Have you ever tried on dress pants that have fake pockets? Or don’t have pockets at all? How about a blazer? Or a hoodie? Girls — you know what I am talking about.
Well, two UW students have had enough. Visha Vijayanand, currently 4B Political Science, and Jessica Stanton, BA Studio Arts ’14, started Poche Posh two and a half years ago, dedicated to selling women’s clothing with pockets, including dresses, skirts, cardigans, tops, bottoms, and rompers. All the models on their site and social media are current and past UW students.
The idea came from a Facebook post that Vijayanand made about things she wanted to accomplish one day. Stanton recalled, “One of the things on her list was to start a clothing business for women’s clothes to have pockets. I was at the point in my life where I wanted to become an entrepreneur and start my own business. I felt like this was the idea that I had been waiting for. It’s better if you start a business about things people like and need.”
Last fall Vijayanand took a foundations of venture creation course offered through the Conrad Business, Entrepreneurship, and Technology Center. It is designed to show students the processes involved in moving an idea from conception to launch.
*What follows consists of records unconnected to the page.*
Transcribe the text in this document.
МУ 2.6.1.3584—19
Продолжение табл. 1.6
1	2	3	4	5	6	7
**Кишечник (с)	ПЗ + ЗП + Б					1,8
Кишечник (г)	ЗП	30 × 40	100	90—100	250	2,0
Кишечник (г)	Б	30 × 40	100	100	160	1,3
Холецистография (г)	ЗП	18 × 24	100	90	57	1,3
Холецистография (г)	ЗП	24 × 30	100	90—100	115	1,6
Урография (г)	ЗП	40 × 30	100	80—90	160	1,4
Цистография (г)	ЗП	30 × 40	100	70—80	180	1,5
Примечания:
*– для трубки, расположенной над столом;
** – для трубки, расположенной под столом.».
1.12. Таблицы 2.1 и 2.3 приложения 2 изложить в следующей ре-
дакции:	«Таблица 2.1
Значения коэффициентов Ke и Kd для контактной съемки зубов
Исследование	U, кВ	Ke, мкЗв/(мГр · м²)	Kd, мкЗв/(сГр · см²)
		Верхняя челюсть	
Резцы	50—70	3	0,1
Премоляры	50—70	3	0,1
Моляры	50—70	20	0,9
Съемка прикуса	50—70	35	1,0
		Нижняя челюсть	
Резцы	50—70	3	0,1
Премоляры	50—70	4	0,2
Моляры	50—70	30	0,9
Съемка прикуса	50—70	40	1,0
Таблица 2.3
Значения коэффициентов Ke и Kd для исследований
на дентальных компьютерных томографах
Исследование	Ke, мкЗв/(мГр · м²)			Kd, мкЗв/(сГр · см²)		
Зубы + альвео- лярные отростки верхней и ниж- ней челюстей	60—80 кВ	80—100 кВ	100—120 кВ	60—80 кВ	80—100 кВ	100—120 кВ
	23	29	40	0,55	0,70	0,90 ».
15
Vijayanand said everyone involved in the course is eager to help and support in any way they can.
Poche Posh has seen a little bit of Internet fame recently, with a post they made on Tumblr showing what they were producing has reached over 50,000 notes as of Jan. 16.
Co-founder Visha Vijayanand models clothing items from Poche Posh. Photo by Theresa Shim
“If you asked us [how we were doing] two days ago, we would be like, ‘we started a business,’ now we are viral on Tumblr and Facebook,’” Stanton said.
Vijayanand added, “I feel like we are on the upward swing now, and just have to make sure that the business expands to what the want is. We went from ‘this a good business idea’ to ‘this could be a full time job in two days’!”
Poche Posh is now looking to expand into the plus size market to keep up with demand. They ship clothes worldwide presently and look to continue growing the brand and company.
Vijayanand described the manufactured clothing as very vibrant. “It is a reflection of our personalities and how we have wanted to dress our whole lives,” she said.
For people interested in trying on any of the clothes that are for sale, Poche Posh currently runs out of the Velocity Garage.
According to Vijayanand, “The best part is having someone come to try something on and hear them say, ‘OMG, IT HAS POCKETS! WAIT, THAT’S THE POINT.’”
“The clothes range from $20 to $70, making them priced towards a student market, and take five to seven days to ship,” said Vijayanand.
Stanton and Vijayanand also had some advice for people looking to enter the world of entrepreneurship.
“Take chances, because I never planned on starting a business,” Stanton said. “I never imagined myself doing this, but it is one of the most self-satisfying thing you can do, not working for someone else. It’s a lot of work. There are a lot of darts that miss the target.”
Vijayanand said to find a friend to go into business with.
“There were times when I was more motivated because I had a friend helping me. And get a good support system — it’s really hard to start a business without your parents being on board and without your friends believing in you.”
Stanton and Vijayanand talked about how important it is for arts students and “creative minds” to become involved with Velocity, as there are fresh perspectives and skills in high demand.
They mentioned how many new startups are paying to have logos and marketing templates designed for them, when there are entire programs dedicated to teaching students how to do these things that Velocity startups could tap into.
They also spoke about the lack of female entrepreneurs and how they are doing their best to allow other women to be comfortable in that space and try new things.
“We are doing a volunteer opportunity right now for people who are not in co-op,” Vijayanand said. “We will teach you how to use marketing tools and how to go viral.”
Vijayanand said they want to expand Poche Posh with people passionate about pockets too.